Message From the President: Neuroscience 2017 Demonstrates the Centrality of Global Collaboration
Neuroscience has become increasingly global in its aspirations and diverse in its collaborations over the past decade, helping the field to make significant progress in a relatively short amount of time. This momentum continues to propel us toward even more opportunities for advancements in everything from molecular profiling of individual cells and circuits to brain imaging techniques to novel therapies for neurodegenerative disorders.
Our ability to advance the understanding of the brain and nervous system requires incorporating numerous research perspectives, which necessitates reaching outside our own areas of focus — and even outside our field. This research could be taking place on the other side of the country, on the other side of the world, or in the lab next door. By committing to collaborations across institutions, fields, countries, and continents, and by embracing the spectacular interdisciplinary nature of modern neuroscience, we actively forge the strongest path forward for scientific progress.
As a member of the neuroscience community, you contribute a unique perspective to this inspirational mix of experience and knowledge, and I encourage you to both voice your ideas and listen to those of others. Through this dialogue and collaboration, the neuroscience community empowers itself to move toward solutions for our world’s most devastating public health problems. It is our responsibility to each other — and to our family, friends, and neighbors — to work together to realize these solutions.
The Global Nature of the Annual Meeting
SfN’s annual meeting is a mecca for global collaboration. It gives attendees unparalleled access to research findings, fellow scientists, and evolving technologies. While there is plenty of opportunity to network with colleagues in your specific area of research and from your own country, you can also engage with peers in other disciplines and from around the world. In fact, more than 5,000 of the scientific abstracts submitted for Neuroscience 2017 came from 78 different countries, not including the U.S.
Diversity is equally represented in the scientific sessions at Neuroscience 2017, which include lectures by world-renowned scientists who hail from places as varied as China, Denmark, England, Germany, India, Japan, and Lebanon. This diverse pool of presenters offers attendees the chance to listen to and interact with people they might not otherwise meet and who could spark ideas and change lives. This is in part why SfN works so hard to increase participation of scientists from a diversity of backgrounds — to prompt innovation that could transform our world.
In addition, during the annual meeting, SfN leaders meet with their counterparts of international partner organizations such as the Federation of European Neuroscience Societies (FENS) and the International Brain Research Organization (IBRO), as well as neuroscience leaders in Canada and Mexico, to plan strategies for supporting the neuroscience community with coordinated advocacy efforts and other activities to benefit the field. And when the annual meeting takes place in Washington, DC, as it does this year, SfN reaches out to the embassies of countries with scientists attending the meeting. We let them know that citizens of their country will be presenting their latest research at the meeting and encourage them to connect with their scientists and attend their scientific sessions.
SfN’s annual meeting is the ideal place to build interdisciplinary collaborations among the best and brightest minds across the entire spectrum of science. As you prepare for Neuroscience 2017, take note of the successful international scientific efforts already underway and think about how we can work together to enhance these projects or create new ones that would benefit the global scientific community.

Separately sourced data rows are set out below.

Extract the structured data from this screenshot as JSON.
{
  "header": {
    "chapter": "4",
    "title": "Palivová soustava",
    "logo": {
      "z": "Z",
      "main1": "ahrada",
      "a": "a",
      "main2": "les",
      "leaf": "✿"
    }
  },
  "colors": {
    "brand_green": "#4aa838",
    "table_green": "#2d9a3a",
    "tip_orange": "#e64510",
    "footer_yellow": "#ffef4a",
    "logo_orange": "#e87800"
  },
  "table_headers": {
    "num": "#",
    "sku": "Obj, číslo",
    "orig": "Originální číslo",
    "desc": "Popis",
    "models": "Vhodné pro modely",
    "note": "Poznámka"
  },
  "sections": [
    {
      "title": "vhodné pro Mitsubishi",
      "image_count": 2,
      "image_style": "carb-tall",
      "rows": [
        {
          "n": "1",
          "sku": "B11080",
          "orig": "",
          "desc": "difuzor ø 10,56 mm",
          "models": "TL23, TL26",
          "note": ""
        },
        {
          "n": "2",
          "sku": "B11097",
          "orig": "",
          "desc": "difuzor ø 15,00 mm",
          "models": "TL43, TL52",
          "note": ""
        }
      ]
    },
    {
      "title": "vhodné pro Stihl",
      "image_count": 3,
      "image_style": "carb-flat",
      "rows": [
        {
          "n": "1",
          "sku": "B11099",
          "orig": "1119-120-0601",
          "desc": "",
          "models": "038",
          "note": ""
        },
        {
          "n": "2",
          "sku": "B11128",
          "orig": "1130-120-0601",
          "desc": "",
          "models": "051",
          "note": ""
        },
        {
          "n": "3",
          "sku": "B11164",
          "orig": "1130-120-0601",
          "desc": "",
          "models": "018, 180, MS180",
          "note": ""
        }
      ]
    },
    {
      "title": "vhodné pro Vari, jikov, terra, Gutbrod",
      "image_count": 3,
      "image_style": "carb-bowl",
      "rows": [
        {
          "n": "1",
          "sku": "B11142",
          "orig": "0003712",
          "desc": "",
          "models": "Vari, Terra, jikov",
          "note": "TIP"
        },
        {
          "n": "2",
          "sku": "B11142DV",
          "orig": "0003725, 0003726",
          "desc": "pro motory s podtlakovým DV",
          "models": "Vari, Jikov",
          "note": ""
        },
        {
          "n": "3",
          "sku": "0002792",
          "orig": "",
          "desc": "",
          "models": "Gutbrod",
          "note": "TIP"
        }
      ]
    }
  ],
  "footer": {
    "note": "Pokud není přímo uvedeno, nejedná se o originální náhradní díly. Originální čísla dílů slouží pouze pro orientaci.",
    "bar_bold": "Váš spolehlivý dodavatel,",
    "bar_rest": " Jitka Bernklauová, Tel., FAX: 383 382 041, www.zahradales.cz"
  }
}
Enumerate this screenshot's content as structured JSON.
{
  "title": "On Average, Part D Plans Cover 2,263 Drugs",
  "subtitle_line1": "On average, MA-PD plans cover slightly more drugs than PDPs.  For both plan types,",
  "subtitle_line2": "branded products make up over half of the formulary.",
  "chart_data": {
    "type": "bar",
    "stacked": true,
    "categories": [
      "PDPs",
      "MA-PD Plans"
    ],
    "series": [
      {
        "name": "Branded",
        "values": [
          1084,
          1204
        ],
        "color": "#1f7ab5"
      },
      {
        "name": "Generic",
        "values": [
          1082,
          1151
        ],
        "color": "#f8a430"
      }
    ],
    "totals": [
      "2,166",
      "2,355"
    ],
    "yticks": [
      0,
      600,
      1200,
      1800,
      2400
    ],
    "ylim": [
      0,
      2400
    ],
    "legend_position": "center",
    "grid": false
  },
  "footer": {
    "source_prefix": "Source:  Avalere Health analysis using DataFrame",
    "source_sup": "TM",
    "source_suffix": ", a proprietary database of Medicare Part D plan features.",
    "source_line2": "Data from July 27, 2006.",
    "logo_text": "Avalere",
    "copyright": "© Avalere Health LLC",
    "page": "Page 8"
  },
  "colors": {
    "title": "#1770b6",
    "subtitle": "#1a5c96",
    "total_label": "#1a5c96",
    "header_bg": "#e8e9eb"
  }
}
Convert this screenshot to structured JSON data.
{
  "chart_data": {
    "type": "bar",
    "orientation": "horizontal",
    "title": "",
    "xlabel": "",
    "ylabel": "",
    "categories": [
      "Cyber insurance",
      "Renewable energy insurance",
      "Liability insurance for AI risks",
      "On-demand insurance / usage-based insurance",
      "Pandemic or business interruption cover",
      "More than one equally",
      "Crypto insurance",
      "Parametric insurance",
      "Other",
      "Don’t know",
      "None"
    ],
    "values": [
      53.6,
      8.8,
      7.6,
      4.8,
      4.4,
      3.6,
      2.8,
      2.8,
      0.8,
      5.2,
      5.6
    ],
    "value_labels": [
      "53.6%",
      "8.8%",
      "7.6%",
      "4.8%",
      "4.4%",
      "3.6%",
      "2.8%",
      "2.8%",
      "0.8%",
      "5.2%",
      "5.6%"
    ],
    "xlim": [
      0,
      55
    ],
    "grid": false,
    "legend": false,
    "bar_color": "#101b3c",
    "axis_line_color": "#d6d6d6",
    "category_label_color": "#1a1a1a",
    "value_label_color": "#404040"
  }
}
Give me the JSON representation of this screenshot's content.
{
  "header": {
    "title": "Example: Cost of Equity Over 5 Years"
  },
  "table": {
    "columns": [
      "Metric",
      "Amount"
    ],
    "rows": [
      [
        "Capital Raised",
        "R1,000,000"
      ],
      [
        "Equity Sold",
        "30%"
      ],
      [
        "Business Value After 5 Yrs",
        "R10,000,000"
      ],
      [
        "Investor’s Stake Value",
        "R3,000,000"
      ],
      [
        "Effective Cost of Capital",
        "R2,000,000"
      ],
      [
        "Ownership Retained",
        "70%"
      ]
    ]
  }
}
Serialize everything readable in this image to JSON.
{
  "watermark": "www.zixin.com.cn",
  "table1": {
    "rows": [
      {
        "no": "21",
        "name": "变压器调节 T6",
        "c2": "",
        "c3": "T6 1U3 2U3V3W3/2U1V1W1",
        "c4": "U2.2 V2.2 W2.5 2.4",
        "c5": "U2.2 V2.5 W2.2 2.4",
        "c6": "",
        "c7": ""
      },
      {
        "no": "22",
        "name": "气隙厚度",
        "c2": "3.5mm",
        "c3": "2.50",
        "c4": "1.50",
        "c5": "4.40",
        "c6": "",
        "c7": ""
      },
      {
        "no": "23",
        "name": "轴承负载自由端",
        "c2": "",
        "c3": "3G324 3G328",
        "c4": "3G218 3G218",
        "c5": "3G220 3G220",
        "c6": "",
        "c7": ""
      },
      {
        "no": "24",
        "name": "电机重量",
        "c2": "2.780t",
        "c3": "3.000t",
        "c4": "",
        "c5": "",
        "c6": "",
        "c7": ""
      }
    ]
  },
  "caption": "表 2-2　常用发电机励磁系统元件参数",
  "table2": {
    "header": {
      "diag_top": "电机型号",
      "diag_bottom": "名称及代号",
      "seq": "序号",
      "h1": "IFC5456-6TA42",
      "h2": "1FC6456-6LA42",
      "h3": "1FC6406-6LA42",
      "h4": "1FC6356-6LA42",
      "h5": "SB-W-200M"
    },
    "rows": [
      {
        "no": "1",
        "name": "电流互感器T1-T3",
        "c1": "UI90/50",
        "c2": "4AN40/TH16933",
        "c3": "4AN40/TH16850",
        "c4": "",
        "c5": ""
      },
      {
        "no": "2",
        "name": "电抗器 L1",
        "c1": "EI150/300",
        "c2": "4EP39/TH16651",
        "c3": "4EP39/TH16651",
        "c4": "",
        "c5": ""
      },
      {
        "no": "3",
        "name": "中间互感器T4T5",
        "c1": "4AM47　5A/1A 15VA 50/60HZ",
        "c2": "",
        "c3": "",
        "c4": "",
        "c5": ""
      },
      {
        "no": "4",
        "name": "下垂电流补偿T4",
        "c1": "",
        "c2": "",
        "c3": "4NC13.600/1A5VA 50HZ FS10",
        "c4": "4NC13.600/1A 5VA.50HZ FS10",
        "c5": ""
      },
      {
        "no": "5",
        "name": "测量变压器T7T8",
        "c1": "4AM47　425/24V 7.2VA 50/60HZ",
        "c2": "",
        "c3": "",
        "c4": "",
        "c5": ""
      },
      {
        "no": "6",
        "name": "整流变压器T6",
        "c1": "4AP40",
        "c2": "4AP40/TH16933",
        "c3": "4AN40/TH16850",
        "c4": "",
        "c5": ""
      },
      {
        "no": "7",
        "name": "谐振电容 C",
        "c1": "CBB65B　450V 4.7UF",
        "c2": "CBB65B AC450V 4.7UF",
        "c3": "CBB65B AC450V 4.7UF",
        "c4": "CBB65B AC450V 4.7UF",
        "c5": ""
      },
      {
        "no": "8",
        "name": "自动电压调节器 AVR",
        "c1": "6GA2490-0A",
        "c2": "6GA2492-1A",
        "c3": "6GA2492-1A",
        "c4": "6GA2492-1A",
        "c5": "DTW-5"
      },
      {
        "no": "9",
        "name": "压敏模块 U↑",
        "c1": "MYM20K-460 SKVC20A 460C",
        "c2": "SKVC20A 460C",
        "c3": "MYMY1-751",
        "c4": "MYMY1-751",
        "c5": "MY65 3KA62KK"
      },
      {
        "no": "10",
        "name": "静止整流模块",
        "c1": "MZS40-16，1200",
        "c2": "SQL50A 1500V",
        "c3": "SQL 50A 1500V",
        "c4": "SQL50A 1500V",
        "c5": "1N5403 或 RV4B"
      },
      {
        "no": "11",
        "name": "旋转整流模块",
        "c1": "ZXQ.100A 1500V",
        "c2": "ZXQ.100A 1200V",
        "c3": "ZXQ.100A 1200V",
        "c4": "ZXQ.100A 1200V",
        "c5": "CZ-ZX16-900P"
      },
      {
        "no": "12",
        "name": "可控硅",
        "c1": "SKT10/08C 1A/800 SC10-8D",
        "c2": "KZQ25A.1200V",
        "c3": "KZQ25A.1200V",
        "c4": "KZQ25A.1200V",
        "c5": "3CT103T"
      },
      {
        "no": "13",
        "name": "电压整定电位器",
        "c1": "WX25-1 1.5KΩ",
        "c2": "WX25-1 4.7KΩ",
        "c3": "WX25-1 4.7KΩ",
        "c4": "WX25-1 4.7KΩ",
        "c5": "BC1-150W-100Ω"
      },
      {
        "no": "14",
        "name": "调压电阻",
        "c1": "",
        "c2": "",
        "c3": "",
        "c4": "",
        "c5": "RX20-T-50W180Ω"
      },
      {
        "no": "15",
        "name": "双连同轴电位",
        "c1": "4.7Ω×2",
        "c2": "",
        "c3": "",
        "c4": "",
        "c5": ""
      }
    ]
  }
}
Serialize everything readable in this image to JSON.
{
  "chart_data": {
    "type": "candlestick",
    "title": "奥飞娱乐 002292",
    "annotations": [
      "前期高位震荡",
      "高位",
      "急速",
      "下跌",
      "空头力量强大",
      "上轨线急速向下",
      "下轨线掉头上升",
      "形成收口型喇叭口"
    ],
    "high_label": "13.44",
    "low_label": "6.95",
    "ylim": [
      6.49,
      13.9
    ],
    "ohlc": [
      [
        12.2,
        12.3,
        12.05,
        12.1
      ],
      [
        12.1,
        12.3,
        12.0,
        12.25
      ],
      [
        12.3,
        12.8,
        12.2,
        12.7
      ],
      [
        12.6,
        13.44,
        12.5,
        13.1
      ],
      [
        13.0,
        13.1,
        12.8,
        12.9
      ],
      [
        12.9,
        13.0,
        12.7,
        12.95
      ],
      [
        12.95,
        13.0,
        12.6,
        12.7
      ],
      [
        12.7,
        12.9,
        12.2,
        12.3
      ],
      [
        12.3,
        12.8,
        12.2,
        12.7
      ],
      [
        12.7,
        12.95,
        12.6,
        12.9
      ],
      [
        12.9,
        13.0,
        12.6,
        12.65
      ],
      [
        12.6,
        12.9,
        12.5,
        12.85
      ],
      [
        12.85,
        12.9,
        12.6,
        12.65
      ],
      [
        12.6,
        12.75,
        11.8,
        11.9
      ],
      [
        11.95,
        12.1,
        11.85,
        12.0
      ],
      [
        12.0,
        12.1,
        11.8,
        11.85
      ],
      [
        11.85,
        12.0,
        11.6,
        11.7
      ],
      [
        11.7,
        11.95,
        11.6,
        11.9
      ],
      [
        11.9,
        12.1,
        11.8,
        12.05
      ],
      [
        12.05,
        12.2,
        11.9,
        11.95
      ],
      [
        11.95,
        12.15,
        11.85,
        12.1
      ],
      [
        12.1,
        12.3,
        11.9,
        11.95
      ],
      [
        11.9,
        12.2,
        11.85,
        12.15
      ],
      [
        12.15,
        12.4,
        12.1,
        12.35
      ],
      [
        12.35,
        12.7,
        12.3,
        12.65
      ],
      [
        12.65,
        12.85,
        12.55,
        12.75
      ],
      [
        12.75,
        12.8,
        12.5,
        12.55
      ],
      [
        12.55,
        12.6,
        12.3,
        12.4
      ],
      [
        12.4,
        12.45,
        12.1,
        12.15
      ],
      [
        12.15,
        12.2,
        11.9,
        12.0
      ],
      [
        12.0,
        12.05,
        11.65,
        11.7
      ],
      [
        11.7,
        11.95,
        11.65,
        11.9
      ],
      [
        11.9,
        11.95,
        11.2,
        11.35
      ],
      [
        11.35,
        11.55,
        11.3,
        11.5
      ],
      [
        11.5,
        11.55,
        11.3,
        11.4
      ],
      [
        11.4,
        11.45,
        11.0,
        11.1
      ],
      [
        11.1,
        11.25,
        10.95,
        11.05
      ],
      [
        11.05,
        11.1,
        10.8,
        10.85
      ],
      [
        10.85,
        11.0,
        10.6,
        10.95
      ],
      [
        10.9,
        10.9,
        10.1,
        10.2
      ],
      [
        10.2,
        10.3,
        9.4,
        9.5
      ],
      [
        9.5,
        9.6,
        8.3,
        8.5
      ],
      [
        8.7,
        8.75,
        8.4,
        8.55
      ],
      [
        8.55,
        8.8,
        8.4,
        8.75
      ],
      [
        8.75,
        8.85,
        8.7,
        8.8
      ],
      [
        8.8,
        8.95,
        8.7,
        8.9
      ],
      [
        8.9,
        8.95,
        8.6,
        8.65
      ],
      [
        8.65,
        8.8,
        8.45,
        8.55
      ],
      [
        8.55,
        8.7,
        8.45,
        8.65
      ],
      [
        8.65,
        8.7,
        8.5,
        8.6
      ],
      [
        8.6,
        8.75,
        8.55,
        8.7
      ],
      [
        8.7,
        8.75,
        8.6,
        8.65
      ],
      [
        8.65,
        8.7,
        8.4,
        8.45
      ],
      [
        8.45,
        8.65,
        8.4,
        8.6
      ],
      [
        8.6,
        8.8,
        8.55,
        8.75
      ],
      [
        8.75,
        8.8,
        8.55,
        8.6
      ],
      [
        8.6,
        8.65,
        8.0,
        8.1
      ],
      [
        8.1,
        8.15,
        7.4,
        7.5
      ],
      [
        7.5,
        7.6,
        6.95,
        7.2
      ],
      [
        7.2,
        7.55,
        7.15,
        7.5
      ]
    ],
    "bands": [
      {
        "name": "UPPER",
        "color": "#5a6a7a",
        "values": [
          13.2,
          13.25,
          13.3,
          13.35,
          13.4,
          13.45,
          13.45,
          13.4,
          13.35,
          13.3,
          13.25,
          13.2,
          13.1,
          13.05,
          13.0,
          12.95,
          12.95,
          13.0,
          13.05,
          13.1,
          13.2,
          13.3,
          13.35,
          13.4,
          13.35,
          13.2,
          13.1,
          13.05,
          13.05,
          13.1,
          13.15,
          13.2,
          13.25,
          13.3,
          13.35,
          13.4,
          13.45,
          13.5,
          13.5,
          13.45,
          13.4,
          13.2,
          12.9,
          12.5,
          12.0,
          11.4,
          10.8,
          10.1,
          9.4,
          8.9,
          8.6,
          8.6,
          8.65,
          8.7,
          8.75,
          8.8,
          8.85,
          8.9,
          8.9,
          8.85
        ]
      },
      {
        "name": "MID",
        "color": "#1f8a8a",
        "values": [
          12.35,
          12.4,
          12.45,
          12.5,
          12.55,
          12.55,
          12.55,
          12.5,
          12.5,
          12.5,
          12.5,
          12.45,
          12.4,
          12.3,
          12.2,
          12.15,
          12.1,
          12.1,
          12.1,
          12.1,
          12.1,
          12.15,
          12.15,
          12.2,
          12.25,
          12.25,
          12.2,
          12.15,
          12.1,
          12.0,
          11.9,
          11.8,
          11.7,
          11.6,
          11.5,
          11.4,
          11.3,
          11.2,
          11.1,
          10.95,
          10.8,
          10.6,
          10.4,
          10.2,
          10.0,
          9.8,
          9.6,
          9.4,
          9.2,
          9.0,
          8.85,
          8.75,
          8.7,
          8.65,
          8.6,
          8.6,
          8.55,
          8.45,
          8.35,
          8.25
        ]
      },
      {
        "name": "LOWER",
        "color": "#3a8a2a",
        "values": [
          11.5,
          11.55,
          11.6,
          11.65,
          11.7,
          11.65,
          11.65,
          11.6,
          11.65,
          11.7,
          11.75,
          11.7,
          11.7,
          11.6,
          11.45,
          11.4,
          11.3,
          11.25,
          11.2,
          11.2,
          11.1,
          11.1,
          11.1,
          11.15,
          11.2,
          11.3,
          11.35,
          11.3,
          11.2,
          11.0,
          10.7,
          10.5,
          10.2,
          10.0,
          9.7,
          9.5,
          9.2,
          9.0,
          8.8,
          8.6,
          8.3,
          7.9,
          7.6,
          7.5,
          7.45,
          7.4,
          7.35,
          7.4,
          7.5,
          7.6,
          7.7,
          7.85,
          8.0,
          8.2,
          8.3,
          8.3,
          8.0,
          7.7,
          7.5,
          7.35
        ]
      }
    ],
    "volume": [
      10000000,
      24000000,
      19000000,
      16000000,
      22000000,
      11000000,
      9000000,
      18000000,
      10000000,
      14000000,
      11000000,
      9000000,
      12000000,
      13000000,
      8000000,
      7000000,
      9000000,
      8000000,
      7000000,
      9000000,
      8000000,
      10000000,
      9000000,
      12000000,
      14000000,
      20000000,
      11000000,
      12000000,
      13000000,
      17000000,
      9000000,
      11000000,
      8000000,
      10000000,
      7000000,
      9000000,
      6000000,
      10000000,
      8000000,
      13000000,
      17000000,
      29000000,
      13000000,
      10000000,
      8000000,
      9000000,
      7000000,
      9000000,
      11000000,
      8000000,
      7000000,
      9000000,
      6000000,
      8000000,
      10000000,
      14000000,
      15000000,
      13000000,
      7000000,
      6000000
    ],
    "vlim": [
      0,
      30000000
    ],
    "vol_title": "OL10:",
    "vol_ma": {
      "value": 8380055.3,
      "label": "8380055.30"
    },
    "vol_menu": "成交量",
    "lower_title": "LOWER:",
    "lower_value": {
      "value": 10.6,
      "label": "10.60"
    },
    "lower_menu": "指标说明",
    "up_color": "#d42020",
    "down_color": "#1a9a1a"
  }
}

Neuroscientists and researchers in a wide range of related fields have banded together in several international consortia powered by the collective resources of their constituent nations. For instance, the International Human Epigenome Consortium provides free access for the entire research community to high-resolution reference human epigenome maps for normal and diseased cell types. The consortium receives contributions and support from 11 countries, in addition to the European Union. Another promising collaboration is Enhancing Neuro Imaging Genetics through Meta Analysis (ENIGMA), which brings together researchers in imaging genomics, neurology, and psychiatry to understand brain structure, function, and disease. Since 2009, ENIGMA has mobilized 300 scientists from 185 institutions in 33 countries.
Using these types of collaborations as models, I urge all of you attending Neuroscience 2017 to talk to as many people as you can at the meeting and to approach every conversation as an opportunity for a collaborative initiative that could advance neuroscience and the ways in which it influences the human condition. I’ve spoken a lot recently about the interdisciplinary nature of our field, and it is only logical that we should concentrate the skills of scientists in all fields toward achieving our common goals.
Brain Diseases: The Problem of Our Time
There is a universal recognition that brain diseases are the greatest health problem of our time, as evidenced by the numerous national and global neuroscience initiatives investing significant time, effort, and funds into studying the brain, such as the BRAIN Initiative in the U.S., and the Human Brain Project in Europe. Individually, these efforts are critical for advancing our foundational knowledge of how the brain works, but if we as scientists share our discoveries, we will move the field forward even more quickly than we are now. Science is a unifying force that knows no borders, and at times when the world is troubled, science can be a means for improving global communication as people from all countries come together for collaborations and events such as SfN’s annual meeting. I hope to see you all in a few weeks’ time in Washington, DC, so that you may contribute your perspective — no matter your field, research interests, or country — to the discussions with thousands of your colleagues from around the world that will advance the progress of neuroscience.